Tony Mark, who lives in Santa Fe, produced the film “Georgia O’Keeffe,” which debuted Sept. 19 on Lifetime Television. The film focuses on the artistic and romantic relationship between artist O’Keeffe and photographer Alfred Stieglitz. Stieglitz was showing O’Keeffe’s work without her permission at a gallery in New York when she confronted him and then fell for him.
Daily Lobo: What is the movie “Georgia O’Keeffe” about, and how did this movie come into existence?
Tony Mark: It’s about O’Keeffe and her relationship with Alfred Stieglitz. It’s a project that had been in development for quite some time with the executive producer Joshua Maurer over at Home Box Office, and when HBO decided not to make the movie, we took it over to Lifetime.
DL: What were some of the prominent aspects of O’Keeffe’s life that you felt needed to be represented in this movie?
TM: One of the things that was most important for us in making the film was to communicate the feeling of New Mexico, because New Mexico had a huge impact on Georgia when she came here. Because of that, it became very important to us as filmmakers to find a way to shoot the movie in New Mexico. We felt that it would be possible to find ways to suggest New York City or suggest upstate New York, but very, very difficult to find another location that could really effectively suggest the landscape of New Mexico.
DL: How did you decide on the casting of O’Keeffe and Stieglitz?
TM: Joan Allen was involved in this project from the very start. She had been involved as a producer from the beginning. As for the role of Stieglitz, as we thought about it, it turned out that Jeremy Irons was going to do a part on Broadway with Joan Allen in the beginning of 2009, and since they were already prepared to work together, when we proposed that they might want to work together on film before they work together on stage, Jeremy was very receptive to that. He is an extraordinary actor, and what is quite remarkable is that he bears an astonishing resemblance to Alfred Stieglitz.
DL: How has the film been received so far after its debut on Lifetime?
TM: It’s been received quite wonderfully. We had a premiere here at the Lensic (Performing Arts Center) as a benefit for the museum. You are playing to a built-in audience, since O’Keeffe is particularly popular in this part of the world.
DL: Did you coordinate with the Georgia O’Keeffe Museum in the making of the movie?
TM: We would never have been able to make the film without the cooperation of the museum. We consider ourselves very, very fortunate to have had the O’Keeffe Museum and its curator, Barbara Buhler Lynes, as allies when we were trying to convince the city and the state and the museum itself to allow us to tell this story.
DL: Why did this movie have so much support from the museum?
TM: In general, I would say that we had a very good script by a Pulitzer-Prize-winning author named Michael Christopher. The film was a very intelligently told story. It did not pander to the lowest common denominator. It gave a lot of respect to Georgia as a person as well as an artist. It also gave a lot of respect to the complicated relationship she had with Stieglitz. I think, in the end, the fact that Joan Allen, who is an extremely accomplished actress and who was a champion of the movie, put her energy and the force of her personality behind the project, and spoke very eloquently on behalf of the project to the museum, really helped the museum to be convinced that we were going to be the right people to tell this story.
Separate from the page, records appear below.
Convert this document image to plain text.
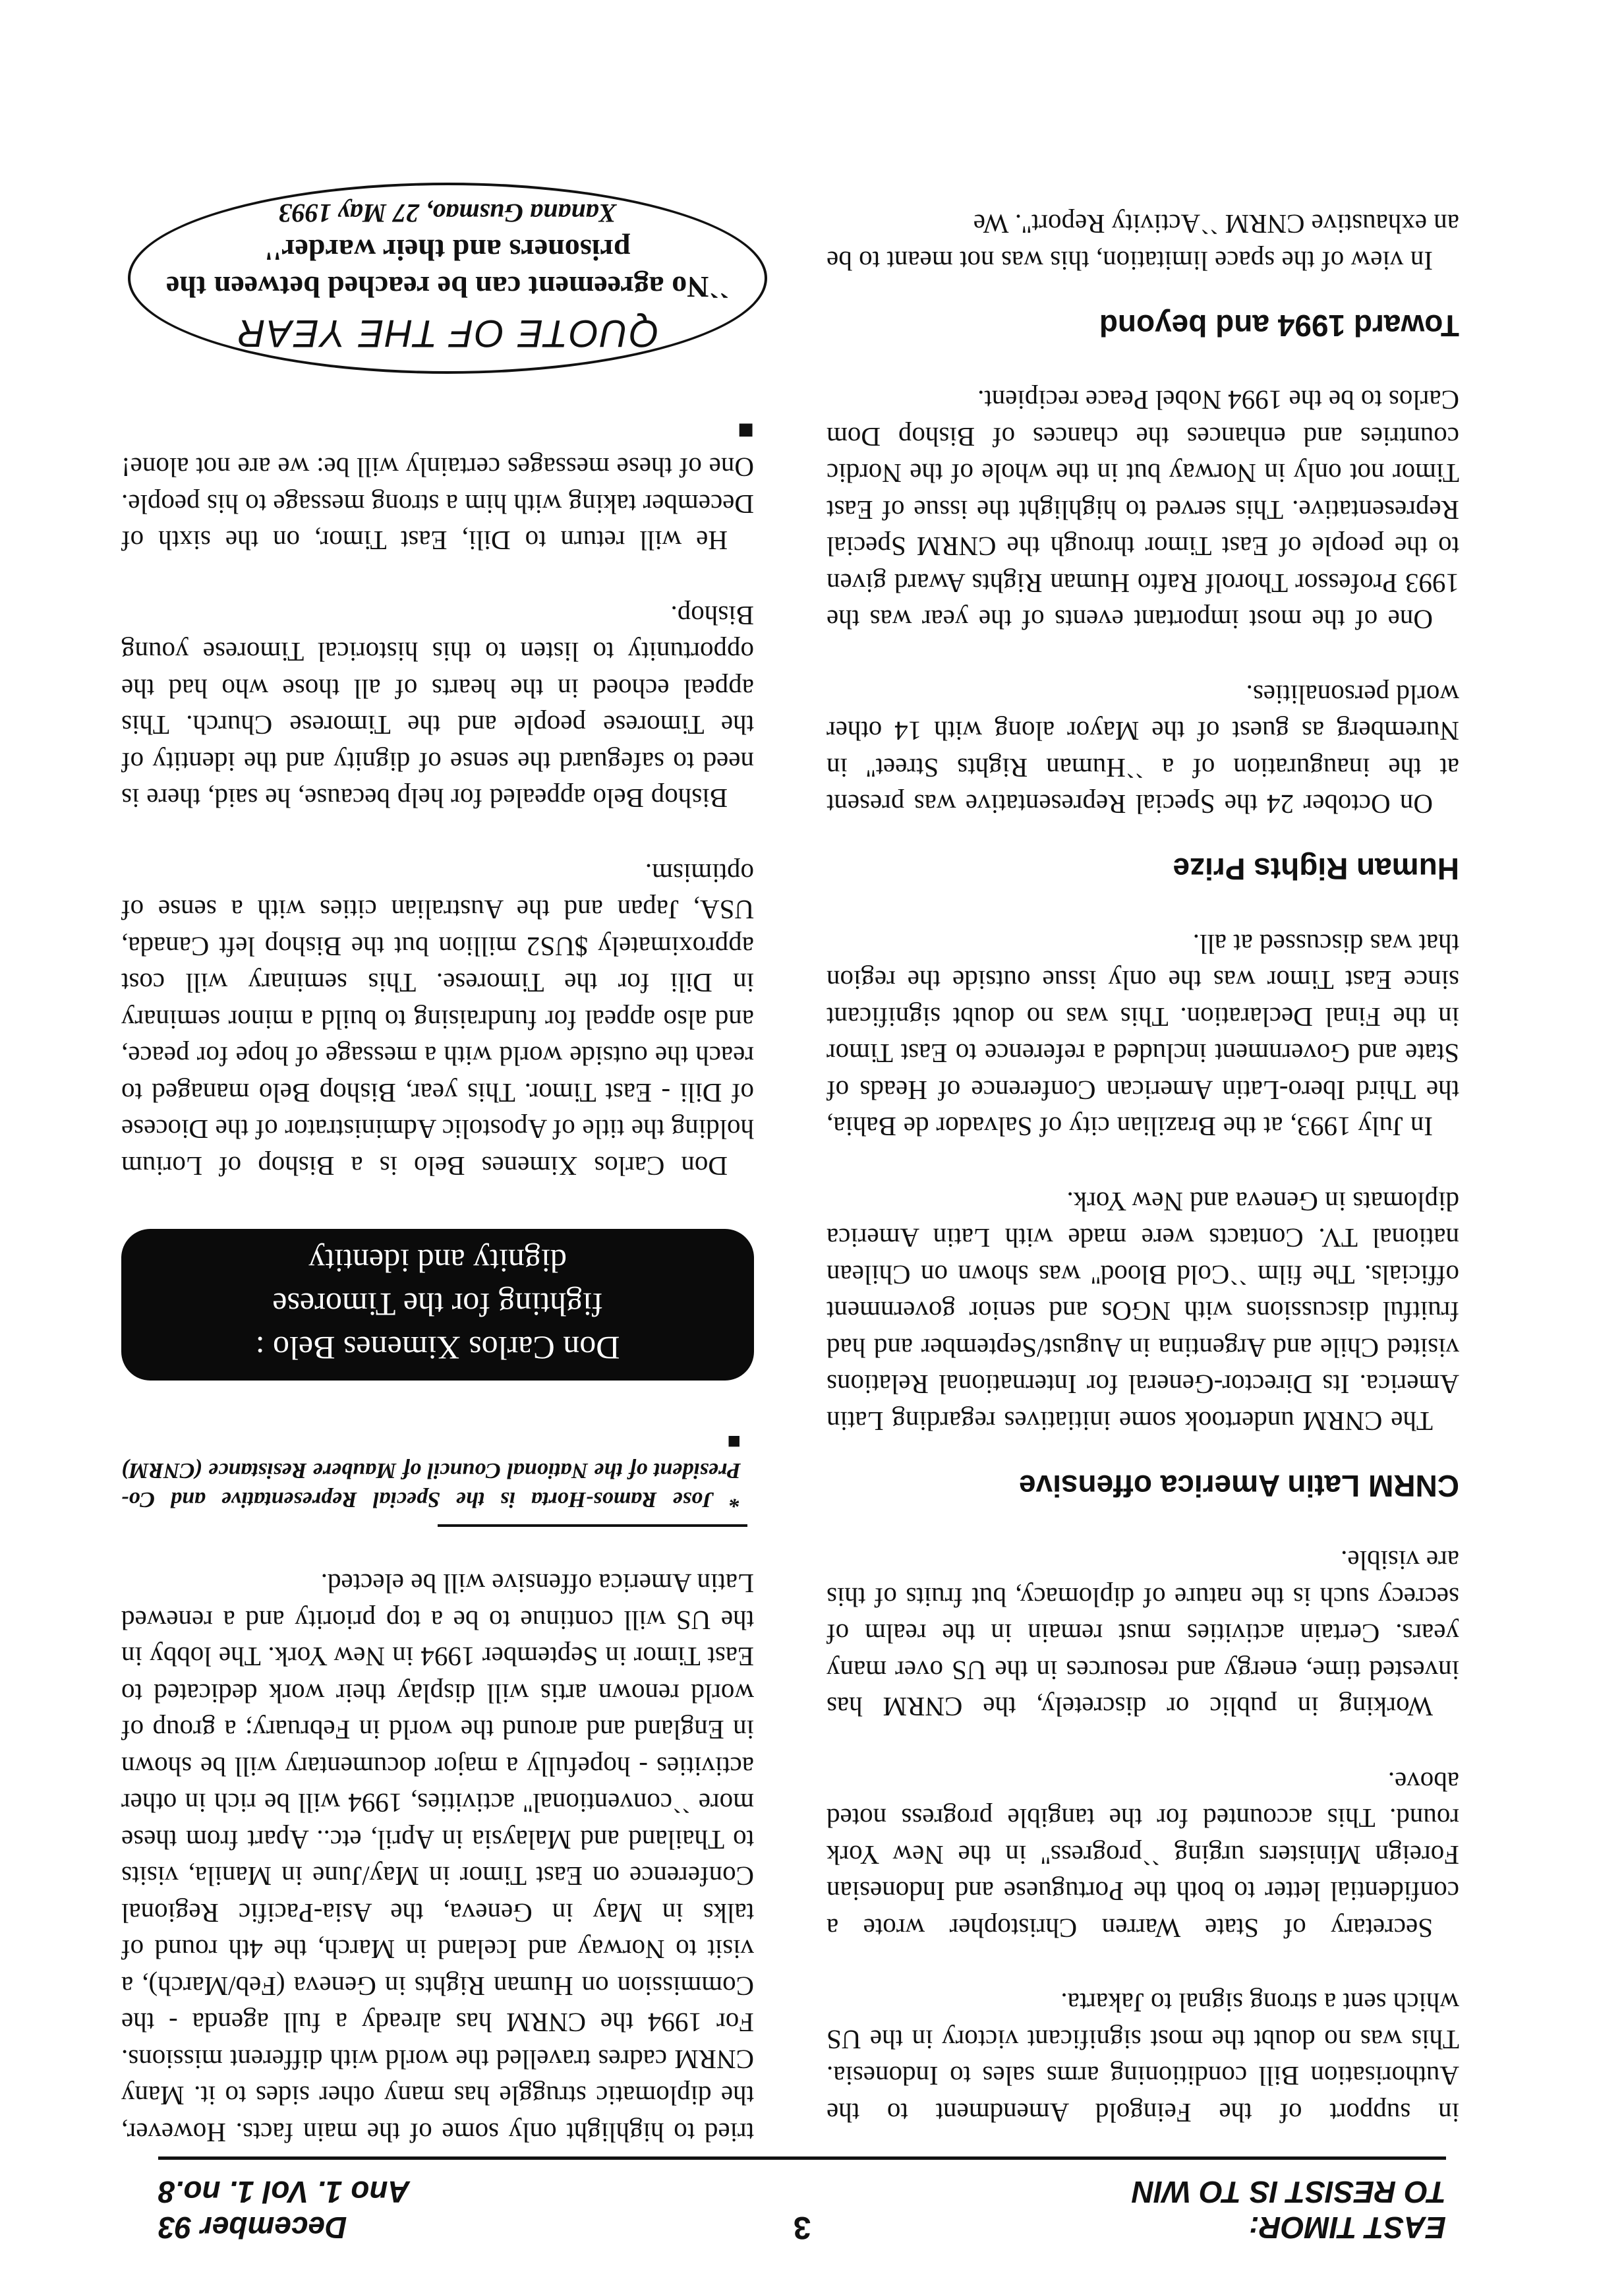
EAST TIMOR:
TO RESIST IS TO WIN
3
December 93
Ano 1. Vol 1. no.8

in support of the Feingold Amendment to the Authorisation Bill conditioning arms sales to Indonesia. This was no doubt the most significant victory in the US which sent a strong signal to Jakarta.

Secretary of State Warren Christopher wrote a confidential letter to both the Portuguese and Indonesian Foreign Ministers urging ``progress'' in the New York round. This accounted for the tangible progress noted above.

Working in public or discretely, the CNRM has invested time, energy and resources in the US over many years. Certain activities must remain in the realm of secrecy such is the nature of diplomacy, but fruits of this are visible.

CNRM Latin America offensive

The CNRM undertook some initiatives regarding Latin America. Its Director-General for International Relations visited Chile and Argentina in August/September and had fruitful discussions with NGOs and senior government officials. The film ``Cold Blood'' was shown on Chilean national TV. Contacts were made with Latin America diplomats in Geneva and New York.

In July 1993, at the Brazilian city of Salvador de Bahia, the Third Ibero-Latin American Conference of Heads of State and Government included a reference to East Timor in the Final Declaration. This was no doubt significant since East Timor was the only issue outside the region that was discussed at all.

Human Rights Prize

On October 24 the Special Representative was present at the inauguration of a ``Human Rights Street'' in Nuremberg as guest of the Mayor along with 14 other world personalities.

One of the most important events of the year was the 1993 Professor Thorolf Rafto Human Rights Award given to the people of East Timor through the CNRM Special Representative. This served to highlight the issue of East Timor not only in Norway but in the whole of the Nordic countries and enhances the chances of Bishop Dom Carlos to be the 1994 Nobel Peace recipient.

Toward 1994 and beyond

In view of the space limitation, this was not meant to be an exhaustive CNRM ``Activity Report''. We

tried to highlight only some of the main facts. However, the diplomatic struggle has many other sides to it. Many CNRM cadres travelled the world with different missions. For 1994 the CNRM has already a full agenda - the Commission on Human Rights in Geneva (Feb/March), a visit to Norway and Iceland in March, the 4th round of talks in May in Geneva, the Asia-Pacific Regional Conference on East Timor in May/June in Manila, visits to Thailand and Malaysia in April, etc.. Apart from these more ``conventional'' activities, 1994 will be rich in other activities - hopefully a major documentary will be shown in England and around the world in February; a group of world renown artis will display their work dedicated to East Timor in September 1994 in New York. The lobby in the US will continue to be a top priority and a renewed Latin America offensive will be elected.

* Jose Ramos-Horta is the Special Representative and Co-President of the National Council of Maubere Resistance (CNRM) ■
Don Carlos Ximenes Belo :
fighting for the Timorese
dignity and identity

Don Carlos Ximenes Belo is a Bishop of Lorium holding the title of Apostolic Administrator of the Diocese of Dili - East Timor. This year, Bishop Belo managed to reach the outside world with a message of hope for peace, and also appeal for fundraising to build a minor seminary in Dili for the Timorese. This seminary will cost approximately $US2 million but the Bishop left Canada, USA, Japan and the Australian cities with a sense of optimism.

Bishop Belo appealed for help because, he said, there is need to safeguard the sense of dignity and the identity of the Timorese people and the Timorese Church. This appeal echoed in the hearts of all those who had the opportunity to listen to this historical Timorese young Bishop.

He will return to Dili, East Timor, on the sixth of December taking with him a strong message to his people. One of these messages certainly will be: we are not alone!■

QUOTE OF THE YEAR
``No agreement can be reached between the prisoners and their warder''
Xanana Gusmao, 27 May 1993
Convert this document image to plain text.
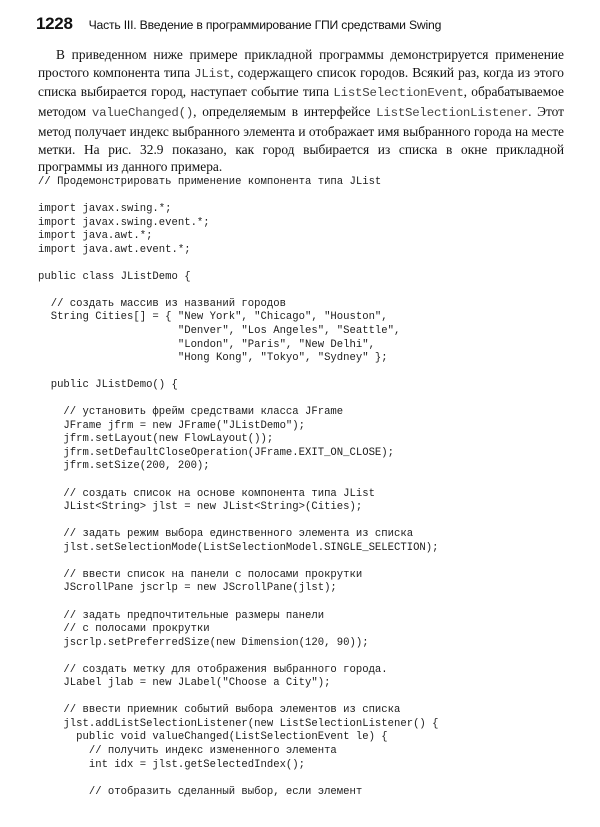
1228 Часть III. Введение в программирование ГПИ средствами Swing

В приведенном ниже примере прикладной программы демонстрируется применение простого компонента типа JList, содержащего список городов. Всякий раз, когда из этого списка выбирается город, наступает событие типа ListSelectionEvent, обрабатываемое методом valueChanged(), определяемым в интерфейсе ListSelectionListener. Этот метод получает индекс выбранного элемента и отображает имя выбранного города на месте метки. На рис. 32.9 показано, как город выбирается из списка в окне прикладной программы из данного примера.

// Продемонстрировать применение компонента типа JList
import javax.swing.*;
import javax.swing.event.*;
import java.awt.*;
import java.awt.event.*;
public class JListDemo {
// создать массив из названий городов
String Cities[] = { "New York", "Chicago", "Houston",
"Denver", "Los Angeles", "Seattle",
"London", "Paris", "New Delhi",
"Hong Kong", "Tokyo", "Sydney" };
public JListDemo() {
// установить фрейм средствами класса JFrame
JFrame jfrm = new JFrame("JListDemo");
jfrm.setLayout(new FlowLayout());
jfrm.setDefaultCloseOperation(JFrame.EXIT_ON_CLOSE);
jfrm.setSize(200, 200);
// создать список на основе компонента типа JList
JList<String> jlst = new JList<String>(Cities);
// задать режим выбора единственного элемента из списка
jlst.setSelectionMode(ListSelectionModel.SINGLE_SELECTION);
// ввести список на панели с полосами прокрутки
JScrollPane jscrlp = new JScrollPane(jlst);
// задать предпочтительные размеры панели
// с полосами прокрутки
jscrlp.setPreferredSize(new Dimension(120, 90));
// создать метку для отображения выбранного города.
JLabel jlab = new JLabel("Choose a City");
// ввести приемник событий выбора элементов из списка
jlst.addListSelectionListener(new ListSelectionListener() {
public void valueChanged(ListSelectionEvent le) {
// получить индекс измененного элемента
int idx = jlst.getSelectedIndex();
// отобразить сделанный выбор, если элемент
DL: When I was watching the film I could feel O’Keeffe’s emotions seeping out of the movie and the story. How did you capture the raw emotion in the movie?
TM: The key to that was in our choice of director, Bob Balaban. He is a director who is known as an actor’s director. He himself is an actor and has appeared in hundreds of movies. As an actor’s director, his focus has always been on giving the actors in front of the camera the kind of creative environment that will allow them to feel very comfortable in exploring their characters. As a result, the tone he sets on the set, the way he speaks to the actors, the kind of respect he has for performance, as opposed to special effects and stunts, all create an atmosphere in which the actors are able to explore the nuances of their characters. And because that’s what he’s looking for, when he goes into the editing room, he sees that as a perk.